GIBELIN André (1923-1998)

Né à Paris, André Gibelin a 20 ans pendant la guerre lorsqu’il effectue le Service du travail obligatoire (STO) en Allemagne et y contracte le typhus. En 1949, il intègre la formation d’éducateur spécialisé en deux ans à Montesson dans la promotion « Emmanuel Mounier », avec Jacques Mazé et d’Yvette Pottier qui eux aussi se tourneront vers la prévention. En 1952 et 1953, il travaille comme éducateur à l’Institut Théophile-Roussel de Montesson où il rencontre sa future femme Angélique. En 1954, il part pour le foyer de semi-liberté à Bois-Guillaume près de Rouen où il rejoint André Drecq. C’est là qu’il fait la rencontre marquante de Bernard Emo, un jeune ouvrier jociste qui gère bénévolement à Rouen un club de prévention dans une « baraque » et y donne des cours de boxe. C’est en suivant Bernard Emo dans son quartier et en intégrant la tribu « Emo » qu’il se forme à la prévention « sur le tas ».
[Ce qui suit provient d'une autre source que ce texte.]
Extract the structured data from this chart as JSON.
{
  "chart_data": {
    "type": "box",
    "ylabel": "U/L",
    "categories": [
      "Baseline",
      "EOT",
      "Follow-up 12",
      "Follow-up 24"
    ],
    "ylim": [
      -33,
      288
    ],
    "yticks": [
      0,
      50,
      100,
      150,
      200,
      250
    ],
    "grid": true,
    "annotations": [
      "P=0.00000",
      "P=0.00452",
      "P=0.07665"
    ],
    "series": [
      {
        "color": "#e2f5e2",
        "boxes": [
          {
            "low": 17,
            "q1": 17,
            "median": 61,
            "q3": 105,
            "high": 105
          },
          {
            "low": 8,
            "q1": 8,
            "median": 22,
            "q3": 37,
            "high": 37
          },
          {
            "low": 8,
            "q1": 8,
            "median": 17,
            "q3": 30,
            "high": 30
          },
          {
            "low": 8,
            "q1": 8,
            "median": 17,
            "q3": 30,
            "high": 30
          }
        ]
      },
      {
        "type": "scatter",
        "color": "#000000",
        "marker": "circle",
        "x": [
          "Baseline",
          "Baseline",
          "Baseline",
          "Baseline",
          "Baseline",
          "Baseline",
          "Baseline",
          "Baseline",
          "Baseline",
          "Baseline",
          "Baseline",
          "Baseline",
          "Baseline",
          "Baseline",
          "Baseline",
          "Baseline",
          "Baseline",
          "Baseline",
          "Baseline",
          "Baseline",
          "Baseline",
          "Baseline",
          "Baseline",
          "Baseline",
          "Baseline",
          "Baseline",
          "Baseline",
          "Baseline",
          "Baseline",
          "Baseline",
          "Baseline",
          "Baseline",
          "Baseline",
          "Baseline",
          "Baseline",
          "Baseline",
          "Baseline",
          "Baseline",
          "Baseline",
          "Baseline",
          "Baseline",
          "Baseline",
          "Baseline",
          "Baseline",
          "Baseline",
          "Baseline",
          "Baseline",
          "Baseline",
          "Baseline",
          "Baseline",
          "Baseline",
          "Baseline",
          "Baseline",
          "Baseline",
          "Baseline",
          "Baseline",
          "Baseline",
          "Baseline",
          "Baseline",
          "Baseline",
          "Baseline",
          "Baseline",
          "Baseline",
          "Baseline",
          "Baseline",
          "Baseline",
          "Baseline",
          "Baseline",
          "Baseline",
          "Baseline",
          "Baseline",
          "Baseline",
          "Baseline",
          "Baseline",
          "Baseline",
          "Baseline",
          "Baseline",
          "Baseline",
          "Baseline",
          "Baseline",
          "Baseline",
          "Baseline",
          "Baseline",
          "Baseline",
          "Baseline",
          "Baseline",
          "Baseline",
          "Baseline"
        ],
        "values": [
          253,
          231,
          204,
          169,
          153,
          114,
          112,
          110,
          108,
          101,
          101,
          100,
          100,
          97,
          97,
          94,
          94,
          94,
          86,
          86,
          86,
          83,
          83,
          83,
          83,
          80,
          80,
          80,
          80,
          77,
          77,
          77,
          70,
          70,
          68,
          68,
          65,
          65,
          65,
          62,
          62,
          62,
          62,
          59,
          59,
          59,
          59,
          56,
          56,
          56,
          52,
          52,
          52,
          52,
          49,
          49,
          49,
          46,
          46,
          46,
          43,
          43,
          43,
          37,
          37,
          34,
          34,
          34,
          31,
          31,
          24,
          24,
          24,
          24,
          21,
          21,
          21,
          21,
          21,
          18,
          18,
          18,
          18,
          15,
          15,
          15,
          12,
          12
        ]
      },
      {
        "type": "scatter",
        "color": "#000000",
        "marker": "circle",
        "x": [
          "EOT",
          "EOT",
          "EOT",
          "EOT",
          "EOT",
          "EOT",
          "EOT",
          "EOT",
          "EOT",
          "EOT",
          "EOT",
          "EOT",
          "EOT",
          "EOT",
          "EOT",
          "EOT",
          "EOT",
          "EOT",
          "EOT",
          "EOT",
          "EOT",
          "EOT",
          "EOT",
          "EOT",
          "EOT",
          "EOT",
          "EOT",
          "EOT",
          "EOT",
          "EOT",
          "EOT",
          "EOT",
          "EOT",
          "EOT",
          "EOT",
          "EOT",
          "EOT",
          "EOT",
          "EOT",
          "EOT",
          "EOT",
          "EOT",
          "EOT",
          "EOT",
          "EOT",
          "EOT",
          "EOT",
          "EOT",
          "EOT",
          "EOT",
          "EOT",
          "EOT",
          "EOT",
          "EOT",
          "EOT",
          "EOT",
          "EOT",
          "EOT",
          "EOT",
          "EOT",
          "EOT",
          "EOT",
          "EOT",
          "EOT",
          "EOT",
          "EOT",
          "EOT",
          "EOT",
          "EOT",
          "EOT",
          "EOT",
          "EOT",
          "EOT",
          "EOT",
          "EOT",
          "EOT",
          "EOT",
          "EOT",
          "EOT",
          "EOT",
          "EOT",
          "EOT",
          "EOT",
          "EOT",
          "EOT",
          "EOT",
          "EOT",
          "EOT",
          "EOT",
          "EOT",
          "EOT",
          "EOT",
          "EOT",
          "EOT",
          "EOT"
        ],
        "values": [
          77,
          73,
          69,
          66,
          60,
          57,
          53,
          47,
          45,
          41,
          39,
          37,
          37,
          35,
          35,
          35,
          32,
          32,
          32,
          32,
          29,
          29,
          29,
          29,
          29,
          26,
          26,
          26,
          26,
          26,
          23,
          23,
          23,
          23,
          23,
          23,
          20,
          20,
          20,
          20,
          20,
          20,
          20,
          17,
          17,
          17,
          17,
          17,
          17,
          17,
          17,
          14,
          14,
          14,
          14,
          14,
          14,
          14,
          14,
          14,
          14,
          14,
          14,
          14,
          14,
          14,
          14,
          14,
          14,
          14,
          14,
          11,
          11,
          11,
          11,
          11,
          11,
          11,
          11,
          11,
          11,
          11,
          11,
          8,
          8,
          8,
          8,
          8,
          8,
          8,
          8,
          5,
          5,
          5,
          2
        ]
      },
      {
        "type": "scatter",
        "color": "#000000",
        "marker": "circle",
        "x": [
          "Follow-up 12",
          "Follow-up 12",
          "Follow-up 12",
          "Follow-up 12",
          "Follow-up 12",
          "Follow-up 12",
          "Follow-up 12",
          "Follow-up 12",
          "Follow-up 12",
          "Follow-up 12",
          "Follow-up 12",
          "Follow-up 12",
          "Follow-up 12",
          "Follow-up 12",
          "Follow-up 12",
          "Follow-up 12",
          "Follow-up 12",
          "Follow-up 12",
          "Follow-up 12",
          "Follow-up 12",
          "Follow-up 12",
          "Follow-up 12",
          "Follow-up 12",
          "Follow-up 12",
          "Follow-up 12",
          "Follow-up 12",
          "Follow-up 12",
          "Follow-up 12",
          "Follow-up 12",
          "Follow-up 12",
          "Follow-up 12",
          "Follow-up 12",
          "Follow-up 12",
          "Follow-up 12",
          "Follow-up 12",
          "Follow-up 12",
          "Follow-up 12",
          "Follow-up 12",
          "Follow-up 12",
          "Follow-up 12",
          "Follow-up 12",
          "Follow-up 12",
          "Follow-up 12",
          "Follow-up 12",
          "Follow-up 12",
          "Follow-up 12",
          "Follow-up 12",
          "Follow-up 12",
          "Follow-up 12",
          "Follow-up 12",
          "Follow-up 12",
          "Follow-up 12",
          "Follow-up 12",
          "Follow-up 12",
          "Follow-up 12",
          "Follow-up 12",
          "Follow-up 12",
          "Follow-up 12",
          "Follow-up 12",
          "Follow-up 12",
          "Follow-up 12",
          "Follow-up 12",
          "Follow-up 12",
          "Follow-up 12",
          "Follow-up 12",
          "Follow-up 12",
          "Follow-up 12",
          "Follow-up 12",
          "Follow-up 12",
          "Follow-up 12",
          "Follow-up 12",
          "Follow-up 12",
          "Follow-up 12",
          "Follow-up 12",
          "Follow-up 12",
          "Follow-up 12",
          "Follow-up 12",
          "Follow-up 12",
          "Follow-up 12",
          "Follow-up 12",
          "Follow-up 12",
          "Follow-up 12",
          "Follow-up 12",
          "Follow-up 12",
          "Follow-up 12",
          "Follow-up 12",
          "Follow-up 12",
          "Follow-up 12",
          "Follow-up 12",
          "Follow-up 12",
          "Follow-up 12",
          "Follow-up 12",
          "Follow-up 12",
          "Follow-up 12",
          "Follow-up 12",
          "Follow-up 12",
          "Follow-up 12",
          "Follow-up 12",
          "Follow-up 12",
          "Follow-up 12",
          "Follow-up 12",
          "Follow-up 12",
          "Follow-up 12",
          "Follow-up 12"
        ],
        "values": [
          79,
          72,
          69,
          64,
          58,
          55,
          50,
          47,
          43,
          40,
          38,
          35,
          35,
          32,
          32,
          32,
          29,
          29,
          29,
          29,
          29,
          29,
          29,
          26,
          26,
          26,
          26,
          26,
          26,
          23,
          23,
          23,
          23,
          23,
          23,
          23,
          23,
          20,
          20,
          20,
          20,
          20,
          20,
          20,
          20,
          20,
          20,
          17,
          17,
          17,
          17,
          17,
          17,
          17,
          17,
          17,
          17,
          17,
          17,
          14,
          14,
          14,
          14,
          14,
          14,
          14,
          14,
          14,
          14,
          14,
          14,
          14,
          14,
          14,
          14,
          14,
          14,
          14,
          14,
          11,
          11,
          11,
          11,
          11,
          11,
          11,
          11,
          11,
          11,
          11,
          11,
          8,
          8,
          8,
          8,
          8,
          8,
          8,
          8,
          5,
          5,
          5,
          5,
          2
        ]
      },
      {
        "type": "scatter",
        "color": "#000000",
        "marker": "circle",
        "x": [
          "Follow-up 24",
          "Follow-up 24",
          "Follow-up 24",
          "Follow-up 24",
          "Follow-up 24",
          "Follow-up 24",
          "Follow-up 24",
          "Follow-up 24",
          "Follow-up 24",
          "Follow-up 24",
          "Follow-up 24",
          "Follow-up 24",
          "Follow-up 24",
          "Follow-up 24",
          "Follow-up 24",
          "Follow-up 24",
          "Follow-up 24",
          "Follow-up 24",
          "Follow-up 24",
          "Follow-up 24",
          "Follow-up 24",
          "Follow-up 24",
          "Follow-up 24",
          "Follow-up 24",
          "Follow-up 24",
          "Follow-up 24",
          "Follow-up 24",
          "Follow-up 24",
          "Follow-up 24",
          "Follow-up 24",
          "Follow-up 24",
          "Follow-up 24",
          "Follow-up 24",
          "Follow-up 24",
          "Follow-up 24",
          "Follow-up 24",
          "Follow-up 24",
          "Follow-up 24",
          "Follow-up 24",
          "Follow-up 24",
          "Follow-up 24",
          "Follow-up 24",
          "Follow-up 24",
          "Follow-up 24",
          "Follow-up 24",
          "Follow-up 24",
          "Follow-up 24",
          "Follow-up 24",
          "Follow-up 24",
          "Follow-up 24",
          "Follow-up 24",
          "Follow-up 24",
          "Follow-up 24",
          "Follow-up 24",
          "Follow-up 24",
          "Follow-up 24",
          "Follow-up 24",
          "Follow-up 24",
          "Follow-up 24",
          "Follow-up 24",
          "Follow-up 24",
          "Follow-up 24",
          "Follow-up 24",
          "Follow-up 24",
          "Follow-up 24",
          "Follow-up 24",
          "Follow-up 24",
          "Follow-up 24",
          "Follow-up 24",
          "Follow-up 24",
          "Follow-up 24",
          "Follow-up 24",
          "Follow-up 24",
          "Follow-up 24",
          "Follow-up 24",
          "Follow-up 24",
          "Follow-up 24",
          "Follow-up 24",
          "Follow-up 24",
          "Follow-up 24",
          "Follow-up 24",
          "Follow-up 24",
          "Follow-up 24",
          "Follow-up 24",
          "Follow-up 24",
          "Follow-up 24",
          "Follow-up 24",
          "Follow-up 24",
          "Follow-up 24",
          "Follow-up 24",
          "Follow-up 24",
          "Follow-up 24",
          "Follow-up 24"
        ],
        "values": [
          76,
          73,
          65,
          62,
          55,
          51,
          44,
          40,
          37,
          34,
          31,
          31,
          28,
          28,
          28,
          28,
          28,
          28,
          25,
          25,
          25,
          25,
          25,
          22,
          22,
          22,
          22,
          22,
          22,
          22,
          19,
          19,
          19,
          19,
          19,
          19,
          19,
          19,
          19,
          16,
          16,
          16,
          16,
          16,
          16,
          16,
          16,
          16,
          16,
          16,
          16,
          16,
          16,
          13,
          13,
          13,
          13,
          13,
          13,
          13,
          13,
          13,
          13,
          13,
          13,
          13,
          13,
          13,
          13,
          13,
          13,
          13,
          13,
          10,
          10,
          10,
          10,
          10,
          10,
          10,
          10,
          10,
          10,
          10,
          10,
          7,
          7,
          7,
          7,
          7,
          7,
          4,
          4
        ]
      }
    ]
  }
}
En 1957, André Gibelin suit André Drecq au foyer de semi-liberté « Les Peupliers » que la Société de sauvetage de l’enfance vient d’ouvrir. Dans un bal de quartier, André Gibelin rencontre Tonio, un chef de bande. Ce dernier ramène ses amis au foyer, tous âgés de plus de quinze ans. Un jour, tous se font arrêter. Les familles se tournent vers André Gibelin pour servir de relais entre la prison et les proches. Le foyer devient un lieu de rendez-vous du quartier et se transforme de plus en plus en club de prévention. André Drecq et André Gibelin rendent compte de cette expérience auprès de l’association gestionnaire et au-delà, auprès de personnalités locales comme le Dr Claude Kohler, ce qui leur procurent des subsides pour développer la prévention adossée au foyer et organiser des activités : sorties de ski, bal le dimanche, réalisation du disque Les Peupliers chez Pathé-Marconi en 1959...
En 1960, le Dr Kohler crée le Comité d’action pour la jeunesse en danger où André Gibelin entre enfin officiellement comme éducateur de prévention. Au niveau national, il devient responsable de la section d’éducateurs de prévention de l’ANEJI (Association nationale des éducateurs de jeunes inadaptés). Il accueille aussi un temps des stagiaires d’une formation d’éducateurs de prévention qu’expérimente Pierre Alloing, le directeur de l’Institut de formation d’éducateurs spécialisés de Marseille. En 1965, il quitte Villeurbanne pour travailler à la Sauvegarde de Seine-et-Oise à Versailles.